What Is A Payday Loan, And How Does It Work?
Payday loans can be tempting: They promise fast cash with no credit checks. That can be appealing if you’re facing a financial emergency.
But be careful: Payday loans can provide you with a chunk of cash, but that cash comes at a high price. And that price will become even steeper if you fail to pay back your payday loan on time.
What Is A Payday Loan?
There is no one definition of what a payday loan is. But the Consumer Financial Protection Bureau says that these loans are for small amounts of cash – $500 or less, usually – and due in a short time, usually on the date of your next payday.
You can find these loans from private lenders, many of which state that they specialize in payday loans. Qualifying for these loans isn’t a challenge: As the Consumer Financial Protection Bureau says, payday lenders often promise that they’ll approve borrowers for these loans without first checking their credit or their ability repay.
People often turn to payday loans – also known as payday advance, cash advance, deferred deposit and check advance loans – when they need a small amount of cash in a hurry. Maybe someone needs money to pay the electric bill. Some borrowers might need fast cash to pay for repairs on a car.
The problem is that borrowing money in this way can get very expensive. The fees that payday lenders charge can be high. It’s why agencies such as the Consumer Financial Protection Bureau and the Federal Trade Commission recommend that borrowers search for alternatives to payday loans.
How Do Payday Loans Work?
- According to the Federal Trade Commission, borrowers write a personal check payable to the payday lender for the amount they want to borrow plus any fees.
- Lenders then give the borrowers the amount of the check less the fee. They hold onto this check until borrowers repay the loan. This repayment date is usually the same as the next payday for the borrowers. Other borrowers must give payday lenders authorization to electronically withdraw the funds from their bank, credit union or prepaid card account, according to the Consumer Financial Protection Bureau.
- If borrowers don’t repay their loans on or before their due date, lenders can cash their check or electronically withdraw the money from their accounts.
- These loans are not cheap. The Consumer Financial Protection Bureau says that many states set a maximum amount for payday loan fees that ranges from $10 – $30 for every $100 borrowers take out. According to the bureau, a 2-week payday loan with a fee of $15 for every $100 paid out comes out to an annual percentage rate, or APR, of nearly 400%.
APR is a measure of how much it costs to borrow money. As a comparison, the Consumer Financial Protection Bureau says that APRs on credit cards typically range from 12% – 30%.

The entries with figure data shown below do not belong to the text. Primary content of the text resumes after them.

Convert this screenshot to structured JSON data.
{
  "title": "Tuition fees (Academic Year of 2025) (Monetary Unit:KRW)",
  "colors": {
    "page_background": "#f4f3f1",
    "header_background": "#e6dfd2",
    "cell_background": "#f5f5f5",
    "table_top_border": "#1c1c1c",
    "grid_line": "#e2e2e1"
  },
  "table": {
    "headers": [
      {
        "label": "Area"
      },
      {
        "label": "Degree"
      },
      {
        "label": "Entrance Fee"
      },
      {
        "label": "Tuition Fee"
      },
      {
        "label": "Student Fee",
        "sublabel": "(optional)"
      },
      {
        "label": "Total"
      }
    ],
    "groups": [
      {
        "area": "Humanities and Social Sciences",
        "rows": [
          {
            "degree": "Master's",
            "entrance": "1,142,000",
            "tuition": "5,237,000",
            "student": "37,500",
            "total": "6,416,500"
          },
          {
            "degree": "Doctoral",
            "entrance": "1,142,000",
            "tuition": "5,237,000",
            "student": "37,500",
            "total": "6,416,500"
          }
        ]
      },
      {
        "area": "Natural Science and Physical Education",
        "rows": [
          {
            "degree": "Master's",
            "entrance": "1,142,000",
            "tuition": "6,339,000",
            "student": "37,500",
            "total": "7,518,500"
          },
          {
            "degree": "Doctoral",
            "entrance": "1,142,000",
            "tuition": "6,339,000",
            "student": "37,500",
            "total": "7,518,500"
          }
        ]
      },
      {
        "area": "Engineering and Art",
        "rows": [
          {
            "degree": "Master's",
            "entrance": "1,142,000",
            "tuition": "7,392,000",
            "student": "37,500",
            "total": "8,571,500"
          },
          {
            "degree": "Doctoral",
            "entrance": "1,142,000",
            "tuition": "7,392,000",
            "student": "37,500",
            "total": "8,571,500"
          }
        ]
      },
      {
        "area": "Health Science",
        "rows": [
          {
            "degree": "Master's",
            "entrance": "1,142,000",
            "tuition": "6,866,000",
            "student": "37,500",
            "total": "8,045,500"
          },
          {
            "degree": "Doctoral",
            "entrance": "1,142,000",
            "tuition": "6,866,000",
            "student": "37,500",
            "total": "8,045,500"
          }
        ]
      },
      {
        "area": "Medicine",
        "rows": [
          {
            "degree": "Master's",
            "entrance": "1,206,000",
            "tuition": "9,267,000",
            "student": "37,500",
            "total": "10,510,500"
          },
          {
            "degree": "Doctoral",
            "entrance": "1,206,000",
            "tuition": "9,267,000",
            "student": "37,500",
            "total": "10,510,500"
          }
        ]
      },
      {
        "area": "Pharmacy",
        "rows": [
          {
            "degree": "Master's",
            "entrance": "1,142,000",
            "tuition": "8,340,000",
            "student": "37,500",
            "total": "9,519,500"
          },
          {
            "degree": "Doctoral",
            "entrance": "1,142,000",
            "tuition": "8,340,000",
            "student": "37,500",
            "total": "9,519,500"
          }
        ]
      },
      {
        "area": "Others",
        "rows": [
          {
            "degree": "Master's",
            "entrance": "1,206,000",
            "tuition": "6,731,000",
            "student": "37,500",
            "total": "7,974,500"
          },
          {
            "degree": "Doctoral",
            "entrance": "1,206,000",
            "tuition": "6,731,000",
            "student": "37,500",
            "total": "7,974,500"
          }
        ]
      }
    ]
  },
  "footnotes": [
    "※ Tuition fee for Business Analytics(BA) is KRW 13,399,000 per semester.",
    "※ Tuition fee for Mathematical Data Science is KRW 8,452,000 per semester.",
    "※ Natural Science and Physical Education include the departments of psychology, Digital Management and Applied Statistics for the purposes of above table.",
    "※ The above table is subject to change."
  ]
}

The Dangers Of Payday Loans
They cost too much: The fees that come with payday loans are high https://www.paydayloansohio.net/cities/wellsville/. The Federal Trade Commission said that it’s not unusual for lenders to charge $15 or more for every $100 you borrow. If you borrow $500, you’d pay $75.
Rollover fees: When your due date arrives, your lender might offer you the chance to rollover your loan until your next payday. This means you wouldn’t have to repay your loan for, perhaps, another 14 days. This service isn’t free, though. Lenders will charge you another fee for this rollover. As an example, maybe you borrowed $100 for a fee of $15. When your due date arrives, you decide to rollover your loan for another 2 weeks. Your lender charges you another $15 for this. This means that your fees have now increased to $30. It’s easy to rack up hefty charges this way.